We do not know what sources went into the writing of this book, nor where, when, or exactly by whom it was written. The writer of Luke’s Gospel also wrote Acts, and so both books are often referred to as Luke-Acts, reflecting their relationship as a two-volume literary piece. The common authorship of the two books suggests that Acts was written after Luke, probably between 75 and 95 C.E., during the time when Christians were beginning to distinguish themselves from their Jewish roots. Acts looks back, seeking to lay out how Jesus’ first followers–that small group in the relatively small city of Jerusalem–spread and grew to the widespread and largely Gentile church that the author and his audience knew.

Acts itself establishes the time frame in which its events occur. The story extends from the forty days between the resurrection of Jesus and his ascension to the end of Paul’s two years in Rome, a relatively short period of around thirty years. Acts offers few temporal reference points in the history it spans, such as the reference to Gallio’s proconsulship (18:12-17). If the author knew of Paul’s death or the destruction of Jerusalem in 70 C.E., he does not mention these things.

In terms of geography and culture, Acts locates readers firmly yet selectively in the world of the eastern and northern Mediterranean during the early Roman Empire. Major cities of that time and place, such as Ephesus, Damascus, Antioch, Corinth, Philippi, and Rome, are visited by Christian witnesses. Some aspects of life in those cities are described realistically, including descriptions of governing authorities, interest in magic, work, and common behaviors and attitudes.

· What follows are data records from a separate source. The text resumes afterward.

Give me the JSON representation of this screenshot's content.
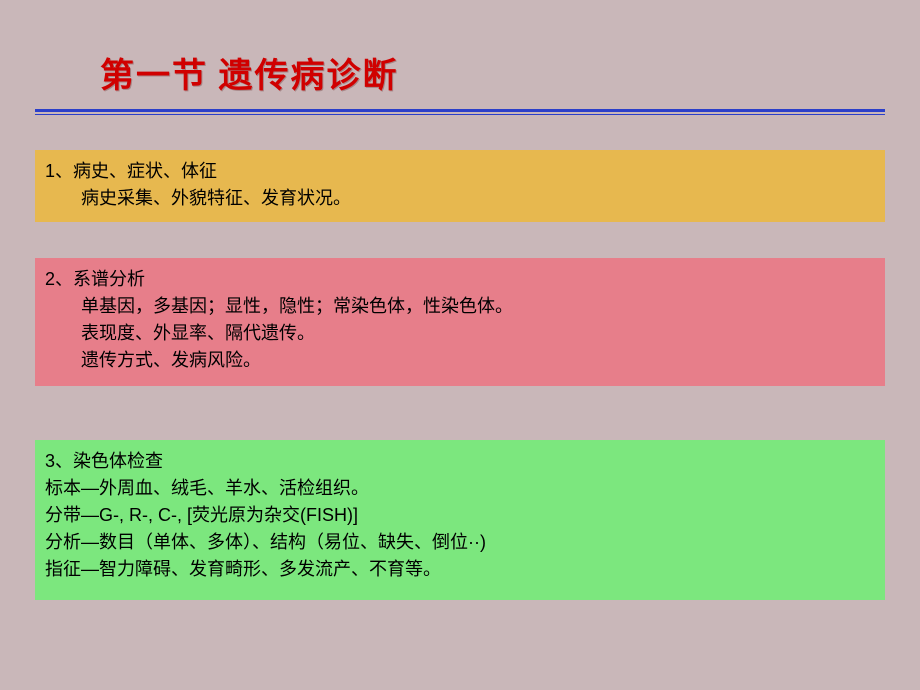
{
  "title": "第一节  遗传病诊断",
  "box1": {
    "bg": "#e7b84f",
    "heading": "1、病史、症状、体征",
    "line1": "病史采集、外貌特征、发育状况。"
  },
  "box2": {
    "bg": "#e77e8a",
    "heading": "2、系谱分析",
    "line1": "单基因，多基因；显性，隐性；常染色体，性染色体。",
    "line2": "表现度、外显率、隔代遗传。",
    "line3": "遗传方式、发病风险。"
  },
  "box3": {
    "bg": "#7ce77e",
    "heading": "3、染色体检查",
    "line1": "标本—外周血、绒毛、羊水、活检组织。",
    "line2": "分带—G-, R-, C-, [荧光原为杂交(FISH)]",
    "line3": "分析—数目（单体、多体）、结构（易位、缺失、倒位··)",
    "line4": "指征—智力障碍、发育畸形、多发流产、不育等。"
  },
  "colors": {
    "background": "#c9b7b9",
    "title": "#d00000",
    "divider": "#2b3fc9"
  }
}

Acts is “historical” within the ancient understanding of that term. History-writers of that era created speeches that could or should have been made; they did not have the ability to know or to record for posterity what really may have been said in a given situation. Like other accounts of ancient history, Acts is selective; it does not systematically lay out the spread of Christian communities. It provides, for instance, no information about the spread of Christians into Egypt or other important cities where Christians established themselves in the first century. Acts devotes half its length to Paul’s travels and after chapter 15 pays almost no attention to other apostles, including Peter. While the selectivity can be frustrating for those who would like to know more, or potentially misleading if one insists that Acts tells the definitive story of early Christian activity and belief, Acts nevertheless remains our earliest overview of the beginning of the Christian movement, an invaluable book.